1979: Großdemonstrationen , Protestaktionen in Iran; Beginn der islamischen Revolution.
16.01.1979: Shah Mohammad Reza Pahlawi verläßt den Iran
01.02.1979: Ajatollah Chomeini kehrt nach Iran zurück
01.04.1979: Ausrufung der islamischen Republik Iran
04.11.1979: Gefangennahme von US Bürgern in der US-Botschaft
27.07.1980: Tod des Shah Mohammad Reza Pahlawi
17.09.1980:Irakische Truppen greifen die iranische Provinz Chuzistan an.
Jan 1981: Freilassung der US-Geiseln
1984 Die Großmächte Ost und West begegnen die Überlegenheit der iranische Armee mit
Wirtschaftsembargos und massive Unterstützung des Iraks.

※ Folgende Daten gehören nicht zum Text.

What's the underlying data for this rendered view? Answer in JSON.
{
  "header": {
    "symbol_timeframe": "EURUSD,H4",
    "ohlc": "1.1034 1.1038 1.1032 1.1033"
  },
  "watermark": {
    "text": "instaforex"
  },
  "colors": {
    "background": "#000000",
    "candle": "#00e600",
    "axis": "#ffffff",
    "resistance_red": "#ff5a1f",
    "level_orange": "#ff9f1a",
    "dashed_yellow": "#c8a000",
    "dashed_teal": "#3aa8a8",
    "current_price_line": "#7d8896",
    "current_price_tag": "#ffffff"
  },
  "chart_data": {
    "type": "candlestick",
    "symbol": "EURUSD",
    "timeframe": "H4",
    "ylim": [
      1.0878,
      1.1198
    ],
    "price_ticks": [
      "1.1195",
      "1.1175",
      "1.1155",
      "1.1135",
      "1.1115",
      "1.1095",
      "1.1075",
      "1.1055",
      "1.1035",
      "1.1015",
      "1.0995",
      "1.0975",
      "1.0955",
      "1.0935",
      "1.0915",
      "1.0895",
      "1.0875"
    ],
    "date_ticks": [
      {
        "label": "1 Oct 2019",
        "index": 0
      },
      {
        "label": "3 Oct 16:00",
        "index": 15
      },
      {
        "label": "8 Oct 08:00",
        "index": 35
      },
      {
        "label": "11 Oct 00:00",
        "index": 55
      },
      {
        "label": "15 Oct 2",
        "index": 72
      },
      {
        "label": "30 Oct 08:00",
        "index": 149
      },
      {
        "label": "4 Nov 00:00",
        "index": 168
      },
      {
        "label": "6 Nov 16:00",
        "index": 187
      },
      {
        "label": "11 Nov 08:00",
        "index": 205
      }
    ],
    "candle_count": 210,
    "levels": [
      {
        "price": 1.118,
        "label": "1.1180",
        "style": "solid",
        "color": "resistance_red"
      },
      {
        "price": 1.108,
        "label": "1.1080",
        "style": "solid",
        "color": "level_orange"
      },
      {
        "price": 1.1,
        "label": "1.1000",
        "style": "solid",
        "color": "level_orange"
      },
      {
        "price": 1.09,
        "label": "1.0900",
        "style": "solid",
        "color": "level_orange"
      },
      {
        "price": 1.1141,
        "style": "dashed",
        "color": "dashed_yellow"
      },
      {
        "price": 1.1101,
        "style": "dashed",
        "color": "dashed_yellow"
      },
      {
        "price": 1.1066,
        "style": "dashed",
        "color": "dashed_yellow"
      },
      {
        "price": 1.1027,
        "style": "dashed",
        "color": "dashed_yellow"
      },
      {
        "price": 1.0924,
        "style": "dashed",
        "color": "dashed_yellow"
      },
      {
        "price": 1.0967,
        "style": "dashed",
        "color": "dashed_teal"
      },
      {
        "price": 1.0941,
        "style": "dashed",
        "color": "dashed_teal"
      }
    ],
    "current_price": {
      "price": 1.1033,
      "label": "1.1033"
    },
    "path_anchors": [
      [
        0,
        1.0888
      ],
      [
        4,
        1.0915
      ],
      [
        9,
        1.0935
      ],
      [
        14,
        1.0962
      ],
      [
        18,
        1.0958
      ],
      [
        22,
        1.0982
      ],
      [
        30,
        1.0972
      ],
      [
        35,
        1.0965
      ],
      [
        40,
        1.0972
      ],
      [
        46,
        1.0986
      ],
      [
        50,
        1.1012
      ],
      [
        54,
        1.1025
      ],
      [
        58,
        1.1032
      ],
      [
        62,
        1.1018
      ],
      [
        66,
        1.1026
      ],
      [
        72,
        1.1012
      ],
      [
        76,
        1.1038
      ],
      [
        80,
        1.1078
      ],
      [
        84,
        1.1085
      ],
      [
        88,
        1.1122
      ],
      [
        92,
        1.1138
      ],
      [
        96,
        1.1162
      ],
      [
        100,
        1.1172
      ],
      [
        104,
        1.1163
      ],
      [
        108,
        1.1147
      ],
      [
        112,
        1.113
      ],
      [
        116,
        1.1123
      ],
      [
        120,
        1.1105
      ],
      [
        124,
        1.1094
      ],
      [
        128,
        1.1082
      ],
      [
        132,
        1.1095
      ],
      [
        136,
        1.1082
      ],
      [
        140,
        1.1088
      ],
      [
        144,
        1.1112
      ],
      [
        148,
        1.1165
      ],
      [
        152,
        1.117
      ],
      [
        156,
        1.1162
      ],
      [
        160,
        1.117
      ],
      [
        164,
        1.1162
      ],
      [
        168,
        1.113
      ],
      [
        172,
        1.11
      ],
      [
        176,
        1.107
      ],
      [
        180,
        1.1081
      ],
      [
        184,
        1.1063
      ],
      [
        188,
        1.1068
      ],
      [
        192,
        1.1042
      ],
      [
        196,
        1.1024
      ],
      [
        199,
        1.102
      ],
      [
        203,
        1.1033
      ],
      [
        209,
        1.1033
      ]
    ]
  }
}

1986 Durch den Flächeneinsatz von Giftgas stoppt der Irak die iranischen Offensiven
1987: die USA greift in Kampfhandlungen ein und zerstört ein Großteil der iranischen
Marine.
26.10.1987: die USA verhängt ein totales Wirtschaftsembargo über Iran
20.08.1988: Waffenstillstand zwischen Iran und Irak
03.06.1989: Tod Ayatollah Khomeinis
04.06.1989: Wahl Rafsandjanis zum Präsidenten der Republik
Juni 1990: Erdbeben in der Provinz Gilan und Zandjan, mehr als 40.000 Menschen sterben
25.05.1997: mit überraschend deutlicher Mehrheit gewinnt der ehemalige Kulturminister
Zayed Chatami die Wahlen zum neuen iranischen Präsident.